J Interv Card Electrophysiol. 2022 Jan;63(1):143-152. doi: 10.1007/s10840-021-00957-5. Epub 2021 Feb 11.
The novel fourth-generation cryoballoon (4-CB) is characterized by a shorter-tip that potentially facilitates better time-to-isolation (TTI) monitoring. We sought to clarify the advantages and disadvantages of the 4-CB compared to the second-generation cryoballoon (2-CB) in pulmonary vein isolation (PVI).
Forty-one and 49 consecutive atrial fibrillation patients underwent 2-CB and 4th-CB PVIs using 28-mm balloons and short freeze strategies. When effective freezing was not obtained, the CB was switched to the other CB.

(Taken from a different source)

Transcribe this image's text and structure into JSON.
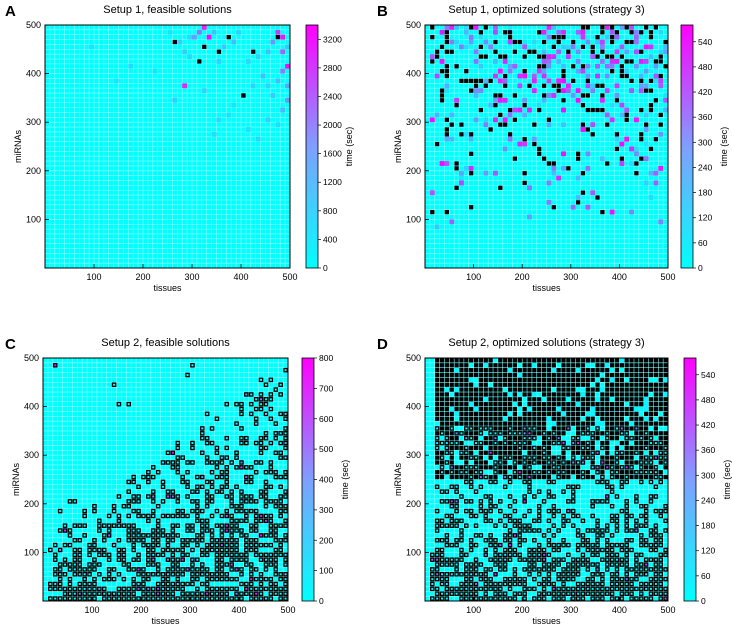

The rate of successful PVIs was significantly higher for 2-CBs than 4-CBs (162/162[100%] vs. 178/193[92.2%] PVs, p < 0.0001). The difference was significant for lower PVs, especially right inferior PVs (RIPVs)(p = 0.005). In a total of 15 PVs in 11 patients, 4-CBs were switched to 2-CBs, and 14/15(93.3%) PVs were successfully isolated. The balloon temperature tended to reach -55℃ more frequently with 2-CBs than 4-CBs during RIPV ablations (15/41[36.6%] vs. 12/49[24.5%], p = 0.21). The TTI monitoring capability was significantly higher with 4-CBs than 2-CBs (131/188[69.7%] vs. 83/160[51.9%] PVs, p = 0.0007). The difference was significant for right superior and left inferior PVs, but not for left superior PVs. Even if PVs requiring crossover were excluded, the total freeze duration (715±152 vs. 755±215 seconds, p = 0.31) tended to be shorter for 2-CBs than 4-CBs. The incidence of phrenic nerve injury was similar for 2-CB and 4th-CB ablation (0/41 vs. 2/49, p = 0.12) CONCLUSIONS: The 4-CB's shorter balloon tip enabled a significantly higher capability of TTI monitoring; however, it resulted in significantly lower rates of successful PVIs than the 2-CB, especially for the RIPVs.
新型第四代冷冻球囊(4-CB)的特点是尖端较短,这可能有助于更好地监测隔离时间(TTI)。我们试图阐明与第二代冷冻球囊(2-CB)相比,4-CB在肺静脉隔离(PVI)中的优缺点。
41例和49例持续性心房颤动患者分别使用28毫米球囊和短时间冷冻策略接受了2-CB和4-CB肺静脉隔离术。当未获得有效冷冻效果时,将球囊更换为另一种球囊。
2-CB的肺静脉隔离成功率显著高于4-CB(162/162[100%]对178/193[92.2%]个肺静脉,p<0.0001)。下肺静脉,尤其是右下肺静脉(RIPV)的差异具有统计学意义(p=0.005)。在11例患者的总共15个肺静脉中,将4-CB更换为2-CB,其中14/15(93.3%)个肺静脉成功隔离。在右下肺静脉消融过程中,2-CB的球囊温度比4-CB更频繁地达到-55℃(15/41[36.6%]对12/49[24.5%],p=0.21)。4-CB的TTI监测能力显著高于2-CB(131/188[69.7%]对83/160[51.9%]个肺静脉,p=0.0007)。右上肺静脉和左下肺静脉的差异具有统计学意义,但左上肺静脉无差异。即使排除需要交叉的肺静脉,2-CB的总冷冻持续时间(715±152对755±215秒,p=0.31)也倾向于比4-CB短。2-CB和4-CB消融的膈神经损伤发生率相似(0/41对2/49,p=0.12)
4-CB较短的球囊尖端使得TTI监测能力显著提高;然而,它导致肺静脉隔离成功率显著低于2-CB,尤其是对于右下肺静脉。